Schleswig-Holsteins Ministerpräsident Daniel Günther (CDU) hat den Einsatz von Bundeswehrsoldaten an deutschen Flughäfen in der Drohnenabwehr gefordert. Bei anfliegenden Drohnen lasse sich kaum unterscheiden, »ob es sich um eine
außenpolitische oder innenpolitische Bedrohung handelt«, sagte er im Deutschlandfunk. »Und deswegen,
glaube ich, müssen wir auch über eine Änderung des Grundgesetzes
sprechen, und ich hoffe auch, dass wir da zu Ergebnissen kommen.«
Generell sei er davon überzeugt, dass beim Thema äußere und innere
Sicherheit die strikte Trennung zwischen Bund und Ländern nicht mehr
zeitgemäß sei.

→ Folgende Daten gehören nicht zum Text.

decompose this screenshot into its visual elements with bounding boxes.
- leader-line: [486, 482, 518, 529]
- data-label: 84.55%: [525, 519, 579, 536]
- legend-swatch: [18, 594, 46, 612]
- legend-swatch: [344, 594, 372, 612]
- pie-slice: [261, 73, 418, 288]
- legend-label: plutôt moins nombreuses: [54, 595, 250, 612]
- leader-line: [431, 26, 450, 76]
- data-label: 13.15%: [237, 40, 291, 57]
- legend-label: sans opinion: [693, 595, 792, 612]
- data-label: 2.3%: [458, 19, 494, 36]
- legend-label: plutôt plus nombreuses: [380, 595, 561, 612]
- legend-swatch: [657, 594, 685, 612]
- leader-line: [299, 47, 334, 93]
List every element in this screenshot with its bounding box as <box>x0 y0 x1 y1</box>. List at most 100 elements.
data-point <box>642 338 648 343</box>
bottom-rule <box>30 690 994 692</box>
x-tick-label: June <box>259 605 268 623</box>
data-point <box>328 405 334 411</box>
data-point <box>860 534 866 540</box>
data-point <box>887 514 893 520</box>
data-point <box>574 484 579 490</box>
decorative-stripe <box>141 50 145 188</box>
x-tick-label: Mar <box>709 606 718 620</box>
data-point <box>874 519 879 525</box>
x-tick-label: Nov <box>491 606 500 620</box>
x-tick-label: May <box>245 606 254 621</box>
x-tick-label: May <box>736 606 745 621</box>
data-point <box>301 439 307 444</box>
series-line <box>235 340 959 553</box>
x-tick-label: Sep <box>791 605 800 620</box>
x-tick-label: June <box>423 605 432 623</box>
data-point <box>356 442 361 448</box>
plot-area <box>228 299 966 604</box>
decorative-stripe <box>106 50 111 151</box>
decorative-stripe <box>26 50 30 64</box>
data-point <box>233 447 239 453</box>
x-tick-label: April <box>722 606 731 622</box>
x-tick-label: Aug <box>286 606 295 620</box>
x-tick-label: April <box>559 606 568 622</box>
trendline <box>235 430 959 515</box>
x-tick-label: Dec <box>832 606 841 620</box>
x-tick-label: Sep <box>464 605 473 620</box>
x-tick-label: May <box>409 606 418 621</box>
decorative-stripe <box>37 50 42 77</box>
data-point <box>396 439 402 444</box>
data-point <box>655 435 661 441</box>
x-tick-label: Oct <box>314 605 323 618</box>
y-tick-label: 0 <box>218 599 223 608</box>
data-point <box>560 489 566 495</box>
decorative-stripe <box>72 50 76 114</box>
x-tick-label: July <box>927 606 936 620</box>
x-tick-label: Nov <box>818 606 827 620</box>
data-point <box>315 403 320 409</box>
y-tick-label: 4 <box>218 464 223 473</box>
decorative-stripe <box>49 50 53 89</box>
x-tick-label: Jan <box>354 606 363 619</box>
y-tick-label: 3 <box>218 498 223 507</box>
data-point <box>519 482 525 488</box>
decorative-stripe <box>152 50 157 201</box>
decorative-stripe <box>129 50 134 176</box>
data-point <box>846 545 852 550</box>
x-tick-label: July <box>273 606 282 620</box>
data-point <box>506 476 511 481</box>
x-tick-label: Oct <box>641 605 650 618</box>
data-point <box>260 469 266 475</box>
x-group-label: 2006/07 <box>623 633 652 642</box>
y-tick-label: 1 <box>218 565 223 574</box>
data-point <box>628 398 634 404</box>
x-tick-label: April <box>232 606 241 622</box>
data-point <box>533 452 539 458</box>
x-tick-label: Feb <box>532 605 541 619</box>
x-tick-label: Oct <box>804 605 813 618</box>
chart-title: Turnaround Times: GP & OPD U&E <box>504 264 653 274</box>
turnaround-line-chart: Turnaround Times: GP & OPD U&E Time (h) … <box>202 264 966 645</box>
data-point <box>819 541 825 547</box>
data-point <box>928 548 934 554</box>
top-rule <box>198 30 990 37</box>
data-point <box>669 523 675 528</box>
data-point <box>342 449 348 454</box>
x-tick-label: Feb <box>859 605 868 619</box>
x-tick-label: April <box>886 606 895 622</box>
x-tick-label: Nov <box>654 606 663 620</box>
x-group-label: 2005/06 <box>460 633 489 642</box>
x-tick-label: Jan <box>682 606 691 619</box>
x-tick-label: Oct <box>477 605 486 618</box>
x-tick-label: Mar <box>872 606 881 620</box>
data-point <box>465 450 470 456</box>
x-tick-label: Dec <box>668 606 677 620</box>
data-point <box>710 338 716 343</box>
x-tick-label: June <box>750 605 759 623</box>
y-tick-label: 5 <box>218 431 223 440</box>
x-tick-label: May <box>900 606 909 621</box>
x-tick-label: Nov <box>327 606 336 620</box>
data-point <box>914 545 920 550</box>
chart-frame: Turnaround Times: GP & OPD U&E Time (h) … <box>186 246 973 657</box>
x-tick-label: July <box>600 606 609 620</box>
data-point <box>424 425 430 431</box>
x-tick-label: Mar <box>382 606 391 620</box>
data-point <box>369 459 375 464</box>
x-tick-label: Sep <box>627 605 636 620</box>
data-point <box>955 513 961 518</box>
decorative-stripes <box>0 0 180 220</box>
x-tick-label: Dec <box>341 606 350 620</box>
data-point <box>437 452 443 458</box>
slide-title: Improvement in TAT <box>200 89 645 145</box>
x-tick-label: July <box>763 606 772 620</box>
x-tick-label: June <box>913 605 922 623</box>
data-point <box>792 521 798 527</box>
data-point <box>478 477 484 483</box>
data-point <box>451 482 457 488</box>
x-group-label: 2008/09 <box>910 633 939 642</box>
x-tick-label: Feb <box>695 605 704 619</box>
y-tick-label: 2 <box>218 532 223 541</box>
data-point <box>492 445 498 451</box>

Stattdessen sollten angesichts der aktuellen
Bedrohungslage die Kompetenzen von Bund und Ländern noch stärker
gebündelt werden.
Professionellen Akteuren etwas entgegensetzen
Man merke bei den Drohnen, dass professionelle Akteure am Werk sind. »Und so professionell, wie das gemacht ist, kann man sich kaum
vorstellen, dass da nicht auch eine staatliche Infrastruktur
dahintersteckt.« Deshalb sei es wichtig, mit der besten Technik
ausgerüstet zu sein. »Und das geht nur im Schulterschluss zwischen Bund
und Ländern.«
Die Debatte um Drohnenabwehr hat in den vergangenen
Tagen Fahrt aufgenommen, nachdem am Flughafen Leipzig/Halle am späten
Dienstagabend in der Nähe ukrainischer Transportflugzeuge eine zuvor mit
Sprengstoff und Zünder bestückte Drohne entdeckt wurde. Ein infolge der Sperrung
kurz danach durchstartendes Flugzeug kollidierte mit einem unbekannten
kleineren Flugobjekt, möglicherweise einer zweiten Drohne.